Словом, характер произведения историка зависит всецело от того, чью сторону он держит и чьи интересы он представляет. Вольтер думает, что в случае изменения характера этих интересов совершенно изменился бы весь характер истории. Он знал, как часто не обоснован и легковесен тот материал, на котором базируются журналисты и памфлетисты его времени, и ничего другого не ждал и от прошлого. Он знал, как мало стоят мемуары и один из первых усомнился в правдивости Тацита. По его мнению, «Германия» Тацита — это чисто публицистическое произведение, написанное с целью противопоставить в виде контраста добродетельных германцев развращенным римлянам. Вольтер думает, что жизнеописания цезарей, которые мы находим у Тацита и Светония, основаны на сплетнях и слухах.

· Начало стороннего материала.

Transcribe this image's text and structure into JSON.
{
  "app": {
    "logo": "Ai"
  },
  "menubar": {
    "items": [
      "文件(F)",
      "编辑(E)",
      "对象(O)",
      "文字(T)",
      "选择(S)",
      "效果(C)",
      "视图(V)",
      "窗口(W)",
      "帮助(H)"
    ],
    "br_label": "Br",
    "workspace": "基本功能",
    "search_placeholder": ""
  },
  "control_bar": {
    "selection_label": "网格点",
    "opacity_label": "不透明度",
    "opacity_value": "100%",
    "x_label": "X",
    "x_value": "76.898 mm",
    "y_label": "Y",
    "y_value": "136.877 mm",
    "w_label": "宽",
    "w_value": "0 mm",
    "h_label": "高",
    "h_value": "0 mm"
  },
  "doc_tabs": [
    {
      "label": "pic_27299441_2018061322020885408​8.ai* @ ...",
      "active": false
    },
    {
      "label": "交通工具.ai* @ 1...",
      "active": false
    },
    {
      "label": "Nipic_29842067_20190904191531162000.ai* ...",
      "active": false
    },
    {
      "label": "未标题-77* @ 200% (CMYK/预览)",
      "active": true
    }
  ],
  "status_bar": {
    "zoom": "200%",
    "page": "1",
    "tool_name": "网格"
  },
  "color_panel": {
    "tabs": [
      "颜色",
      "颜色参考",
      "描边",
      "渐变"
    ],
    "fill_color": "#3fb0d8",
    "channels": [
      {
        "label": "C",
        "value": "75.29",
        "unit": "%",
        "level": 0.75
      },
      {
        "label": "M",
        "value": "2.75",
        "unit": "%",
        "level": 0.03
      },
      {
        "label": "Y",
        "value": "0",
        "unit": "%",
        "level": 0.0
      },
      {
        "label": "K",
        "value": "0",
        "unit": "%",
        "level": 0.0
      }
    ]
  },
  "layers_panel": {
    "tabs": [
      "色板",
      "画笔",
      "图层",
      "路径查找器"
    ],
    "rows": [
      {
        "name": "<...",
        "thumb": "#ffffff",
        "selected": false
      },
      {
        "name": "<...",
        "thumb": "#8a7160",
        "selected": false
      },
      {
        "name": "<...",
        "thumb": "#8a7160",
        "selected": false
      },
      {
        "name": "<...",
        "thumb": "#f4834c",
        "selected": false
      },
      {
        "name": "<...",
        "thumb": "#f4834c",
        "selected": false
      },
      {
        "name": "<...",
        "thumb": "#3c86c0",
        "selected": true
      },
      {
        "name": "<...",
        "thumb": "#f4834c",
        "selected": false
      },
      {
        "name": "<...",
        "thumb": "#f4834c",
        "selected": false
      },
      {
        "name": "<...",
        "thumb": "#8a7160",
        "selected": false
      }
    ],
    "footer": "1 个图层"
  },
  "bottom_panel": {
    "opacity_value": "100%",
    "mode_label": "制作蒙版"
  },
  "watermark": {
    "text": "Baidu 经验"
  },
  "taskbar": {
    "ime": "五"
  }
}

Характер критики Вольтера ярко сказывается в его отношении к цифровым материалам, которые приводят средневековые историки. Он подвергает сомнению цифры (число участников сражений, численность огромных армий), которые приводятся в хрониках. Правда, он ошибается в тех поправках, которые делает, но сами его сомнения вполне обоснованны.

Таким образом, историю в изложении Вольтера можно назвать в первую очередь реалистической критикой исторических традиций. До этого времени античная и библейская история была окружена почтением, а история средних веков окрашена сентиментальным патриотизмом. Вольтер со всем этим покончил. Он развенчал героев древности, особенно греков, развенчал героев библейской истории, а всю средневековую традицию подверг уничтожающей критике.

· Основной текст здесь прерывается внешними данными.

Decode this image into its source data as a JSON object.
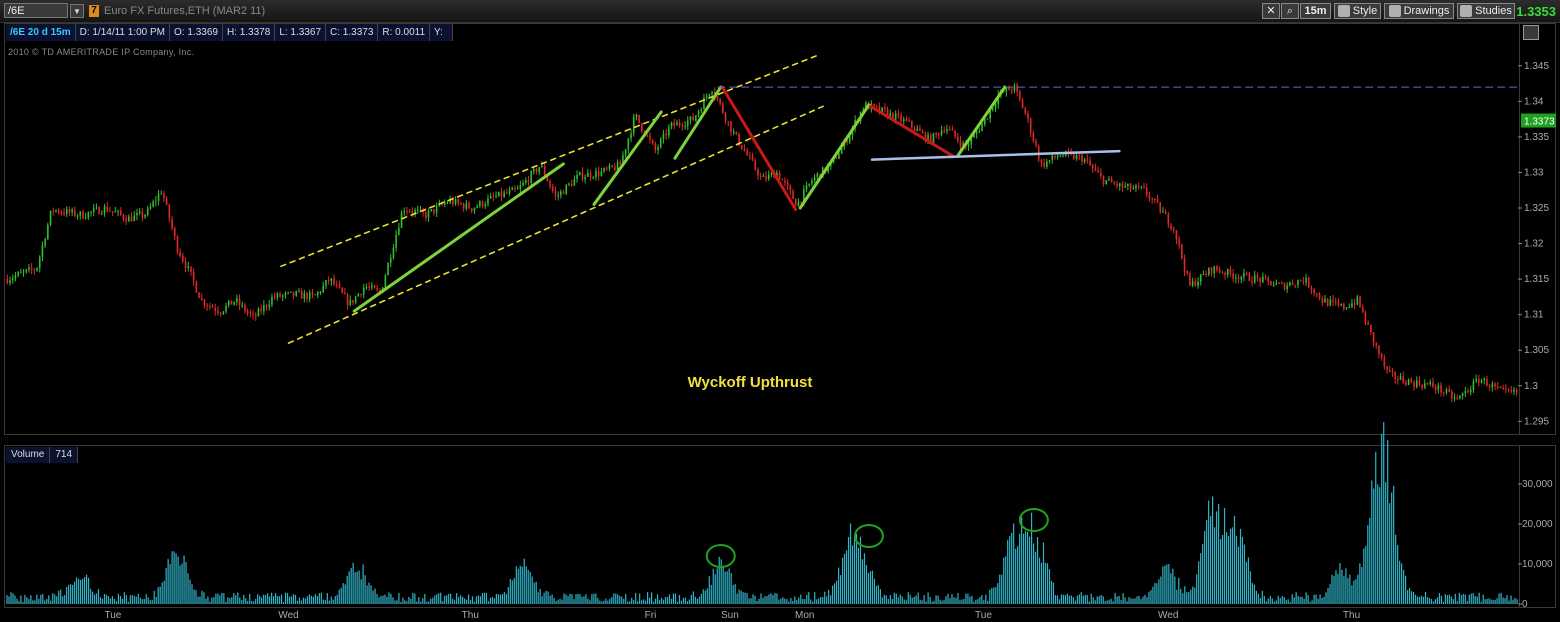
{
  "toolbar": {
    "symbol": "/6E",
    "link_number": "7",
    "instrument": "Euro FX Futures,ETH (MAR2 11)",
    "interval_button": "15m",
    "style_button": "Style",
    "drawings_button": "Drawings",
    "studies_button": "Studies",
    "last_price": "1.3353"
  },
  "infobar": {
    "symbol_period": "/6E 20 d 15m",
    "date": "D: 1/14/11 1:00 PM",
    "open": "O: 1.3369",
    "high": "H: 1.3378",
    "low": "L: 1.3367",
    "close": "C: 1.3373",
    "range": "R: 0.0011",
    "y": "Y:"
  },
  "copyright": "2010 © TD AMERITRADE IP Company, Inc.",
  "annotation": "Wyckoff Upthrust",
  "volume_panel": {
    "label": "Volume",
    "value": "714"
  },
  "colors": {
    "up": "#2fbf2f",
    "down": "#e02828",
    "volume": "#2fb5c8",
    "trend_green": "#7cd43a",
    "trend_red": "#c81818",
    "channel": "#e8e030",
    "support": "#a8c0e8",
    "resistance": "#6a6acf"
  },
  "chart_data": [
    {
      "type": "candlestick",
      "title": "",
      "x_labels": [
        {
          "x": 0.4,
          "label": "Tue"
        },
        {
          "x": 1.55,
          "label": "Wed"
        },
        {
          "x": 2.74,
          "label": "Thu"
        },
        {
          "x": 3.92,
          "label": "Fri"
        },
        {
          "x": 4.44,
          "label": "Sun"
        },
        {
          "x": 4.93,
          "label": "Mon"
        },
        {
          "x": 6.1,
          "label": "Tue"
        },
        {
          "x": 7.31,
          "label": "Wed"
        },
        {
          "x": 8.51,
          "label": "Thu"
        }
      ],
      "xlim": [
        -0.3,
        9.6
      ],
      "ylim": [
        1.2935,
        1.3475
      ],
      "y_ticks": [
        1.295,
        1.3,
        1.305,
        1.31,
        1.315,
        1.32,
        1.325,
        1.33,
        1.335,
        1.34,
        1.345
      ],
      "y_tick_labels": [
        "1.295",
        "1.3",
        "1.305",
        "1.31",
        "1.315",
        "1.32",
        "1.325",
        "1.33",
        "1.335",
        "1.34",
        "1.345"
      ],
      "current_price": 1.3373,
      "current_price_label": "1.3373",
      "price_path": [
        [
          -0.3,
          1.315
        ],
        [
          -0.1,
          1.3165
        ],
        [
          0.0,
          1.3248
        ],
        [
          0.2,
          1.324
        ],
        [
          0.35,
          1.325
        ],
        [
          0.5,
          1.3235
        ],
        [
          0.62,
          1.3242
        ],
        [
          0.72,
          1.3275
        ],
        [
          0.82,
          1.3195
        ],
        [
          0.9,
          1.316
        ],
        [
          0.98,
          1.312
        ],
        [
          1.1,
          1.3105
        ],
        [
          1.2,
          1.312
        ],
        [
          1.32,
          1.3095
        ],
        [
          1.45,
          1.3125
        ],
        [
          1.6,
          1.3128
        ],
        [
          1.72,
          1.3125
        ],
        [
          1.82,
          1.315
        ],
        [
          1.95,
          1.3115
        ],
        [
          2.05,
          1.314
        ],
        [
          2.15,
          1.313
        ],
        [
          2.3,
          1.325
        ],
        [
          2.45,
          1.324
        ],
        [
          2.6,
          1.326
        ],
        [
          2.75,
          1.325
        ],
        [
          2.9,
          1.3265
        ],
        [
          3.05,
          1.3275
        ],
        [
          3.2,
          1.331
        ],
        [
          3.3,
          1.3265
        ],
        [
          3.45,
          1.3295
        ],
        [
          3.6,
          1.33
        ],
        [
          3.72,
          1.331
        ],
        [
          3.82,
          1.338
        ],
        [
          3.95,
          1.333
        ],
        [
          4.05,
          1.3365
        ],
        [
          4.2,
          1.3375
        ],
        [
          4.32,
          1.342
        ],
        [
          4.45,
          1.336
        ],
        [
          4.55,
          1.3325
        ],
        [
          4.65,
          1.329
        ],
        [
          4.75,
          1.33
        ],
        [
          4.88,
          1.3255
        ],
        [
          4.98,
          1.329
        ],
        [
          5.1,
          1.331
        ],
        [
          5.2,
          1.3345
        ],
        [
          5.32,
          1.3395
        ],
        [
          5.45,
          1.3385
        ],
        [
          5.6,
          1.337
        ],
        [
          5.75,
          1.3345
        ],
        [
          5.85,
          1.3365
        ],
        [
          5.98,
          1.3335
        ],
        [
          6.1,
          1.337
        ],
        [
          6.2,
          1.341
        ],
        [
          6.3,
          1.342
        ],
        [
          6.38,
          1.338
        ],
        [
          6.48,
          1.331
        ],
        [
          6.6,
          1.3325
        ],
        [
          6.75,
          1.332
        ],
        [
          6.88,
          1.329
        ],
        [
          7.0,
          1.328
        ],
        [
          7.15,
          1.3275
        ],
        [
          7.25,
          1.325
        ],
        [
          7.35,
          1.322
        ],
        [
          7.45,
          1.314
        ],
        [
          7.6,
          1.3165
        ],
        [
          7.75,
          1.3155
        ],
        [
          7.9,
          1.315
        ],
        [
          8.05,
          1.314
        ],
        [
          8.2,
          1.315
        ],
        [
          8.32,
          1.312
        ],
        [
          8.45,
          1.311
        ],
        [
          8.55,
          1.312
        ],
        [
          8.65,
          1.3065
        ],
        [
          8.75,
          1.3015
        ],
        [
          8.9,
          1.3005
        ],
        [
          9.05,
          1.3
        ],
        [
          9.2,
          1.298
        ],
        [
          9.35,
          1.301
        ],
        [
          9.5,
          1.299
        ]
      ],
      "trend_lines": [
        {
          "color": "channel",
          "dashed": true,
          "from": [
            1.5,
            1.3168
          ],
          "to": [
            5.03,
            1.3466
          ]
        },
        {
          "color": "channel",
          "dashed": true,
          "from": [
            1.55,
            1.306
          ],
          "to": [
            5.05,
            1.3393
          ]
        },
        {
          "color": "trend_green",
          "dashed": false,
          "from": [
            1.98,
            1.3105
          ],
          "to": [
            3.35,
            1.3312
          ]
        },
        {
          "color": "trend_green",
          "dashed": false,
          "from": [
            3.55,
            1.3255
          ],
          "to": [
            3.99,
            1.3385
          ]
        },
        {
          "color": "trend_green",
          "dashed": false,
          "from": [
            4.08,
            1.332
          ],
          "to": [
            4.38,
            1.342
          ]
        },
        {
          "color": "trend_red",
          "dashed": false,
          "from": [
            4.39,
            1.342
          ],
          "to": [
            4.87,
            1.3248
          ]
        },
        {
          "color": "trend_green",
          "dashed": false,
          "from": [
            4.9,
            1.325
          ],
          "to": [
            5.35,
            1.3395
          ]
        },
        {
          "color": "trend_red",
          "dashed": false,
          "from": [
            5.36,
            1.3393
          ],
          "to": [
            5.9,
            1.3323
          ]
        },
        {
          "color": "trend_green",
          "dashed": false,
          "from": [
            5.93,
            1.3323
          ],
          "to": [
            6.24,
            1.342
          ]
        },
        {
          "color": "support",
          "dashed": false,
          "width": 2.5,
          "from": [
            5.37,
            1.3318
          ],
          "to": [
            6.99,
            1.333
          ]
        },
        {
          "color": "resistance",
          "dashed": true,
          "from": [
            4.36,
            1.342
          ],
          "to": [
            9.6,
            1.342
          ]
        }
      ]
    },
    {
      "type": "bar",
      "title": "Volume",
      "ylim": [
        0,
        34000
      ],
      "y_ticks": [
        0,
        10000,
        20000,
        30000
      ],
      "y_tick_labels": [
        "0",
        "10,000",
        "20,000",
        "30,000"
      ],
      "peaks": [
        {
          "x": 0.18,
          "value": 6000
        },
        {
          "x": 0.82,
          "value": 14500
        },
        {
          "x": 2.0,
          "value": 9500
        },
        {
          "x": 3.08,
          "value": 9000
        },
        {
          "x": 4.38,
          "value": 11000
        },
        {
          "x": 5.23,
          "value": 16500
        },
        {
          "x": 5.33,
          "value": 7000
        },
        {
          "x": 6.3,
          "value": 18000
        },
        {
          "x": 6.44,
          "value": 20000
        },
        {
          "x": 7.3,
          "value": 9000
        },
        {
          "x": 7.6,
          "value": 30000
        },
        {
          "x": 7.76,
          "value": 19000
        },
        {
          "x": 8.45,
          "value": 9000
        },
        {
          "x": 8.68,
          "value": 32000
        },
        {
          "x": 8.75,
          "value": 23000
        }
      ],
      "circled": [
        {
          "x": 4.38,
          "value": 12000
        },
        {
          "x": 5.35,
          "value": 17000
        },
        {
          "x": 6.43,
          "value": 21000
        }
      ]
    }
  ]
}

Итак, критика — это самая сильная сторона дарования Вольтера как историка. Когда же он начинает строить свою философию истории, то ничего цельного у него не получается. Его представления о движущих силах истории не ясны и смутны. Собственно, единственно выдержанной линией является систематическое устранение богословской точки зрения, устранение какого бы то ни было вмешательства божества в историю. Но когда Вольтер сам пробует давать связь фактов, то здесь мы видим у него отсутствие какой бы то ни было определенной точки зрения или колебания между несколькими точками зрения. То он говорит о «духе времени», который производит важнейшие события, не определяя точнее это понятие, то он приписывает прогресс развитию естественных наук и техники, то обосновывает исторические события гением каждого народа. Он считает, что каждому народу свойственны особые национальные черты, которые сказываются в течение всего хода его истории6. Наряду с этим исторические события часто являются в представлении Вольтера результатом сознательной деятельности тех или иных личностей.

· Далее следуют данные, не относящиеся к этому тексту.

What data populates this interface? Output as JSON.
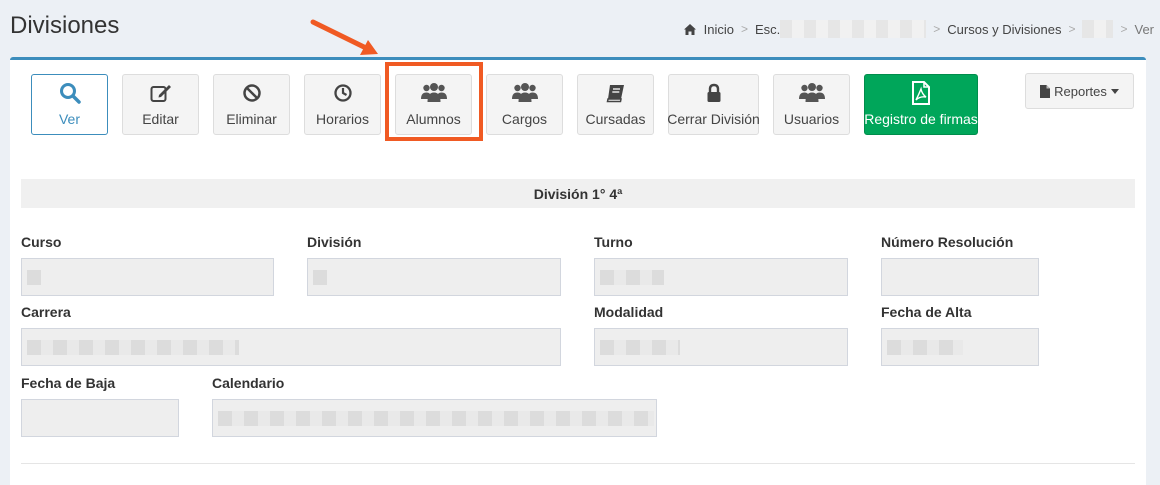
{
  "page": {
    "title": "Divisiones"
  },
  "breadcrumb": {
    "items": [
      "Inicio",
      "Esc.",
      "Cursos y Divisiones",
      "Ver"
    ]
  },
  "toolbar": {
    "buttons": [
      {
        "label": "Ver",
        "icon": "search-icon"
      },
      {
        "label": "Editar",
        "icon": "edit-icon"
      },
      {
        "label": "Eliminar",
        "icon": "ban-icon"
      },
      {
        "label": "Horarios",
        "icon": "clock-icon"
      },
      {
        "label": "Alumnos",
        "icon": "users-icon"
      },
      {
        "label": "Cargos",
        "icon": "users-icon"
      },
      {
        "label": "Cursadas",
        "icon": "book-icon"
      },
      {
        "label": "Cerrar División",
        "icon": "lock-icon"
      },
      {
        "label": "Usuarios",
        "icon": "users-icon"
      },
      {
        "label": "Registro de firmas",
        "icon": "file-pdf-icon"
      }
    ],
    "reportes_label": "Reportes"
  },
  "section": {
    "title": "División 1° 4ª"
  },
  "fields": {
    "curso": "Curso",
    "division": "División",
    "turno": "Turno",
    "numero_resolucion": "Número Resolución",
    "carrera": "Carrera",
    "modalidad": "Modalidad",
    "fecha_alta": "Fecha de Alta",
    "fecha_baja": "Fecha de Baja",
    "calendario": "Calendario"
  },
  "colors": {
    "accent": "#3c8dbc",
    "success": "#00a65a",
    "highlight": "#f05a23",
    "background": "#ecf0f5"
  }
}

Мне уже приходилось отмечать отношение Вольтера и вообще просветителей его поколения к так называемому «просвещенному абсолютизму». По их мнению, общество может быть преобразовано деятельностью просвещенного деспота. Это убеждение отражается и на их исторической концепции. Роль личности при этом иногда крайне преувеличивается. Когда Вольтеру нужно подтвердить эту точку зрения, он любит ссылаться на Петра Великого, который, по его словам, превратил варварскую страну в страну, находящуюся на уровне современного просвещения, сделал огромное дело, не имеющее примера ни в новой, ни в древней истории. В связи с таким преувеличением роли личности Вольтер иногда крупнейшие исторические события объясняет мелкими причинами, что вообще характерно для историографии рационализма. Так, объясняя причины крестовых походов, он сводит их к действиям одного человека — Петра Амьенского. Вольтер пишет по этому поводу: «Он нам известен под именем Петра Пустынника. Этот житель Пикардии, отправившись из Амьена в паломничество в Ара-кию, был причиной того, что Запад вооружился против Востока и что миллионы европейцев погибли в Азии. Так сцепляются между собою мировые события»7.

Или, например, когда он объясняет причины реформации, он говорит так: «Когда доминиканцам была передана на откуп продажа индульгенций в Германии, то августинцы, пользовавшиеся издавна этим правом, почувствовали зависть, и этот ничтожный интерес монахов саксонского захолустья дал в результате больше 100 лет раздоров, неистовства и бедствий для 30-ти наций»

Тут можно усомниться, действительно ли Вольтер думал, что вражда между двумя монашескими орденами из-за выгод от продажи индульгенций могла вызвать такие события и действительно ли он выводил крестовые походы из того, что какой-то монах совершил паломничество на Восток. Это в значительной степени литературный прием, имеющий совершенно определенную цель, а именно желание принизить историческое значение того или иного факта. Поскольку крестовые походы играли крупную роль в теологическом построении истории, Вольтер хотел показать, что эти походы, вдохновляемые фанатизмом, произошли, собственно говоря, от- совершенно ничтожной причины. Точно так же все споры и раздоры, вызванные реформацией, историческое значение которой он хочет принизить, произошли от глупой и нелепой причины. Словом, в иных случаях объяснение исторических событий мелкими причинами не столько отражает действительные исторические взгляды Вольтера на связь между историческими фактами, сколько является определенным критическим приемом.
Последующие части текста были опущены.